Le vicende della cronaca attuale rappresentano indubbiamente un banco di prova molto forte per la popolazione italiana (e non solo). Nell’arco di pochi giorni, in modo marcato e improvviso, migliaia di persone non hanno potuto far altro che assistere inermi ad un radicale cambiamento delle proprie abitudini quotidiane e, in alcuni casi, anche ad una drastica riduzione della propria libertà personale. Centri sportivi, cinema, luoghi di culto e di aggregazione sono stati chiusi; attività formative di ogni ordine e grado sospese. E così, se nelle settimane precedenti la voglia di studiare o di allenarsi in palestra latitava, oggi ciò di cui siamo provvisoriamente privi emerge in modo prepotente. In momenti così critici, adottare comportamenti preventivi è senza dubbio un dovere, oltre che una scelta responsabile e rispettosa per sé e per gli altri. D’altro canto, però, il confine tra premura e panico si è dimostrato talvolta troppo sottile. Cosa ci succede in questi casi? Quali sono le motivazioni alla base della cosiddetta “psicosi da virus”? La quotidianità rappresenta uno schema routinario in grado di offrirci un senso di protezione e sicurezza. Ognuno di noi, senza esserne consapevole, ha bisogno di alzarsi e svolgere le normali azioni quotidiane: recarsi al lavoro, fare la spesa, allenarsi, andare al cinema, oppure a messa la domenica. Questo ci aiuta a definire la nostra identità. Quando le nostre aspettative sulla realtà vengono minacciate, come sta accadendo in questi giorni, il senso di sicurezza vacilla. Tendiamo a dimenticare che provare paura è un’esperienza normale; così come preoccuparci per la nostra salute. E allora, influenzati dalla mancanza di certezze, senza rendercene conto lasciamo che la paura si trasformi in terrore, che l’angoscia dilaghi e diventi protagonista delle nostre giornate.

Come sottolineato dal Consiglio Nazionale dell’Ordine degli Psicologi, cercare di placare l’ansia inseguendo informazioni amplificate e spesso incontrollate risulta del tutto controproducente. “Un atteggiamento psicologico valido può aiutare non solo chi lo attua, ma anche gli altri, innescando un circolo virtuoso, e aumentando il quoziente di resilienza dell’individuo, della famiglia e della comunità”.

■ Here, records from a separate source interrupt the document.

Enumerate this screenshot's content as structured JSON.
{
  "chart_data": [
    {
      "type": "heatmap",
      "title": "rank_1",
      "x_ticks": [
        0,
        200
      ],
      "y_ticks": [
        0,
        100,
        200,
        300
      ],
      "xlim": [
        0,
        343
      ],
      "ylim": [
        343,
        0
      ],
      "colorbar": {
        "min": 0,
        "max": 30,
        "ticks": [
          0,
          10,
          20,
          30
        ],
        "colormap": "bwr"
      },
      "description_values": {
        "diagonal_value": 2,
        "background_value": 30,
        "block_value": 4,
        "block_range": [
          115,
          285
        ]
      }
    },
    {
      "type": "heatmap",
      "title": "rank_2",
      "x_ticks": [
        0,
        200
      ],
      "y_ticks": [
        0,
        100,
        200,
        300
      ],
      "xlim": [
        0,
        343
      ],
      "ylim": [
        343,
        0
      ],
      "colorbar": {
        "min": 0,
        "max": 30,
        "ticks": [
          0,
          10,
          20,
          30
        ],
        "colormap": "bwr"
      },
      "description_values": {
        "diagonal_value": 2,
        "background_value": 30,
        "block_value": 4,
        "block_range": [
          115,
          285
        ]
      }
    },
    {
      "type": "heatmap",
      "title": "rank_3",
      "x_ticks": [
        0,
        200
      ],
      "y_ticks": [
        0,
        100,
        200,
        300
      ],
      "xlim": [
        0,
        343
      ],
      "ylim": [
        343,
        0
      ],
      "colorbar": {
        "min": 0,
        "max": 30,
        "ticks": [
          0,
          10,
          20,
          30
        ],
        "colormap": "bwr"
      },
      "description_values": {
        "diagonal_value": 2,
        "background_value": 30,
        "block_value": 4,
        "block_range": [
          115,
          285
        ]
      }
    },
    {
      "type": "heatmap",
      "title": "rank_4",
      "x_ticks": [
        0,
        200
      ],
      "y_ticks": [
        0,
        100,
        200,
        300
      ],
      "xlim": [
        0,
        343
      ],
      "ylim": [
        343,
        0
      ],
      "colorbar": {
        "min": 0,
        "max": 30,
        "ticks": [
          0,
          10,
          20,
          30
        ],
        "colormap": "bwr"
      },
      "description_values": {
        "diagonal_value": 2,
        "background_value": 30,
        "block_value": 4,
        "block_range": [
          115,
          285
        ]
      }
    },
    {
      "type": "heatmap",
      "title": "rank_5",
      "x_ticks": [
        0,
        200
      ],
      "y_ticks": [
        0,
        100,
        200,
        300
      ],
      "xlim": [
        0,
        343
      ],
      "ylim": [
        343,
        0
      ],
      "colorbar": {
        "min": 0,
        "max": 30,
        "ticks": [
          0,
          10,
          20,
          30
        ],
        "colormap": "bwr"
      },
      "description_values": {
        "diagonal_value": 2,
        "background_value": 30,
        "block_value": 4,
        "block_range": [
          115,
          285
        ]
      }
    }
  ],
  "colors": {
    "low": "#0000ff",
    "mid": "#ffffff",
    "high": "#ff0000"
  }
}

In situazioni come questa, il problema oggettivo si affianca poi ad una dimensione soggettiva, che dipende dal vissuto di ciascun individuo, dal proprio livello di fiducia in sé, dalla propria concezione di salute e malattia, oltre che dalla propria visione del mondo. Per questo motivo, il dilagare di comportamenti irrazionali non è da ricondursi esclusivamente agli eventi di questi giorni, che assumono certamente caratteristiche di criticità, ma anche alla percezione soggettiva della minaccia. Ricordiamo che la presenza di un rischio di contagio non equivale di per sé ad una pericolosità per la salute umana. Il panico è nemico della salute fisica e psicologica, perché spinge a gesti improvvisati, poco razionali, persino rischiosi o, ad ogni modo, iperprotettivi.
Come resistere alla tentazione del panico? È importante ricordare che la paura può assumere un carattere evolutivo, se trasformata in interesse per la vita, per l’altro, per l’umanità. Avere paura può aiutarci a partecipare in modo più consapevole e sentito alla vita della collettività. La paura serve se viene assunta come base per un comportamento responsabile e rispettoso, da attuarsi sempre. Un timore ha significato costruttivo se non diventa motivazione per rinunciare alla vita, se non assume i colori dell’egoismo e della fobia ma quelli dell’accettazione di una difficoltà e di una conseguente attivazione di risorse personali. E allora, forse, sarà questo il significato che potremo cogliere e apprezzare a lungo termine, una volta tramontata l’emergenza.